Refocusing on the playoff format itself, the primary topic of conversation at present is handling location for a four-team tournament. Possibilities kicked around for as long as the debate’s existed include incorporate the BCS bowls on a rotating basis. One of the proposals on the table is allowing seeds 1 and 2 to host. Some have tossed out completely arbitrary locations.

The Final Four is on a pretty consistent rotation of Houston, Atlanta, Indianapolis, San Antonio, and New Orleans with a Detroit appearance thrown in recently. Minneapolis has not hosted recently enough, nor is slated in the foreseeable future thus is not considered part of the mix. The possibility of one location, with semifinals played on say, New Year’s Eve and New Year’s Day and a championship one week later isn’t that unrealistic.

If anything, it might be more reasonable for ardent fans dedicated to following the teams through both its championship games. One hotel for a week in the same city vs. multiple flights and reservations, the former sounds better. A five city rotation similar to the Final Four’s is worth exploring in this scenario, though doesn’t necessarily have to be the current BCS locations.

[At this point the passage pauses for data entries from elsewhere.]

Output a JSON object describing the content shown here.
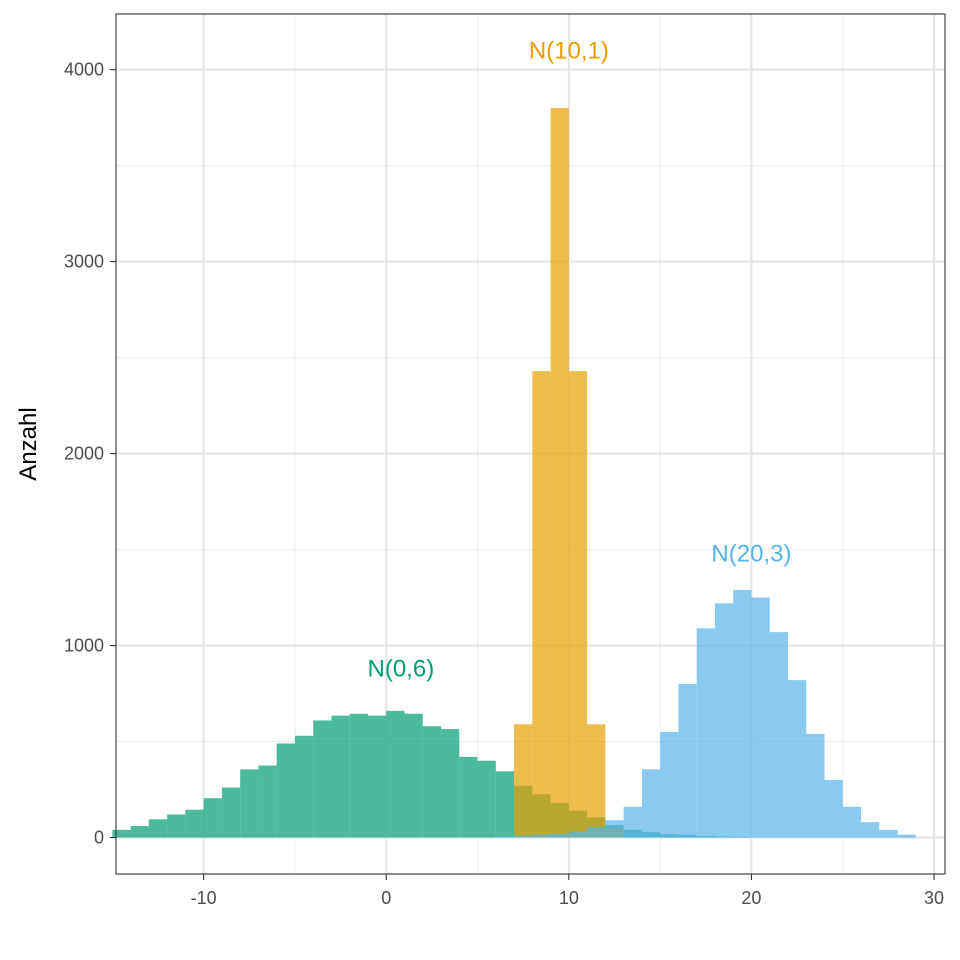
{
  "chart_data": {
    "type": "bar",
    "title": "",
    "xlabel": "",
    "ylabel": "Anzahl",
    "xlim": [
      -14.8,
      30.6
    ],
    "ylim": [
      -190,
      4290
    ],
    "x_ticks": [
      -10,
      0,
      10,
      20,
      30
    ],
    "y_ticks": [
      0,
      1000,
      2000,
      3000,
      4000
    ],
    "grid": true,
    "legend": "none",
    "bin_width": 1,
    "series": [
      {
        "name": "N(0,6)",
        "color": "#009E73",
        "label": {
          "text": "N(0,6)",
          "x": 0.8,
          "y": 880
        },
        "bins": [
          [
            -14.5,
            40
          ],
          [
            -13.5,
            60
          ],
          [
            -12.5,
            95
          ],
          [
            -11.5,
            120
          ],
          [
            -10.5,
            145
          ],
          [
            -9.5,
            205
          ],
          [
            -8.5,
            260
          ],
          [
            -7.5,
            355
          ],
          [
            -6.5,
            375
          ],
          [
            -5.5,
            490
          ],
          [
            -4.5,
            530
          ],
          [
            -3.5,
            610
          ],
          [
            -2.5,
            635
          ],
          [
            -1.5,
            645
          ],
          [
            -0.5,
            635
          ],
          [
            0.5,
            660
          ],
          [
            1.5,
            645
          ],
          [
            2.5,
            580
          ],
          [
            3.5,
            565
          ],
          [
            4.5,
            420
          ],
          [
            5.5,
            400
          ],
          [
            6.5,
            345
          ],
          [
            7.5,
            270
          ],
          [
            8.5,
            225
          ],
          [
            9.5,
            180
          ],
          [
            10.5,
            140
          ],
          [
            11.5,
            105
          ],
          [
            12.5,
            65
          ],
          [
            13.5,
            40
          ],
          [
            14.5,
            28
          ],
          [
            15.5,
            18
          ],
          [
            16.5,
            14
          ],
          [
            17.5,
            8
          ],
          [
            18.5,
            5
          ],
          [
            19.5,
            3
          ]
        ]
      },
      {
        "name": "N(10,1)",
        "color": "#E69F00",
        "label": {
          "text": "N(10,1)",
          "x": 10,
          "y": 4100
        },
        "bins": [
          [
            7.5,
            590
          ],
          [
            8.5,
            2430
          ],
          [
            9.5,
            3800
          ],
          [
            10.5,
            2430
          ],
          [
            11.5,
            590
          ],
          [
            12.5,
            50
          ]
        ]
      },
      {
        "name": "N(20,3)",
        "color": "#56B4E9",
        "label": {
          "text": "N(20,3)",
          "x": 20,
          "y": 1480
        },
        "bins": [
          [
            6.5,
            5
          ],
          [
            7.5,
            10
          ],
          [
            8.5,
            15
          ],
          [
            9.5,
            20
          ],
          [
            10.5,
            30
          ],
          [
            11.5,
            55
          ],
          [
            12.5,
            90
          ],
          [
            13.5,
            160
          ],
          [
            14.5,
            355
          ],
          [
            15.5,
            550
          ],
          [
            16.5,
            800
          ],
          [
            17.5,
            1090
          ],
          [
            18.5,
            1220
          ],
          [
            19.5,
            1290
          ],
          [
            20.5,
            1250
          ],
          [
            21.5,
            1070
          ],
          [
            22.5,
            820
          ],
          [
            23.5,
            540
          ],
          [
            24.5,
            300
          ],
          [
            25.5,
            160
          ],
          [
            26.5,
            80
          ],
          [
            27.5,
            40
          ],
          [
            28.5,
            15
          ]
        ]
      }
    ]
  }
}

Regional semifinal locations would have to be determined much further in advance than one month for booking purposes, so going that route isn’t without risk. If regionals are established in say, Los Angeles and New Orleans and the top four includes a Big Ten, an SEC and two Pac-12 members, it does not cut down on travel expenditures for everyone. However, such risk does not seem to factor too heavily into NCAA tournament decisions. One cross-country trek for Stanford would prove worth it after the monumental payment is doled out.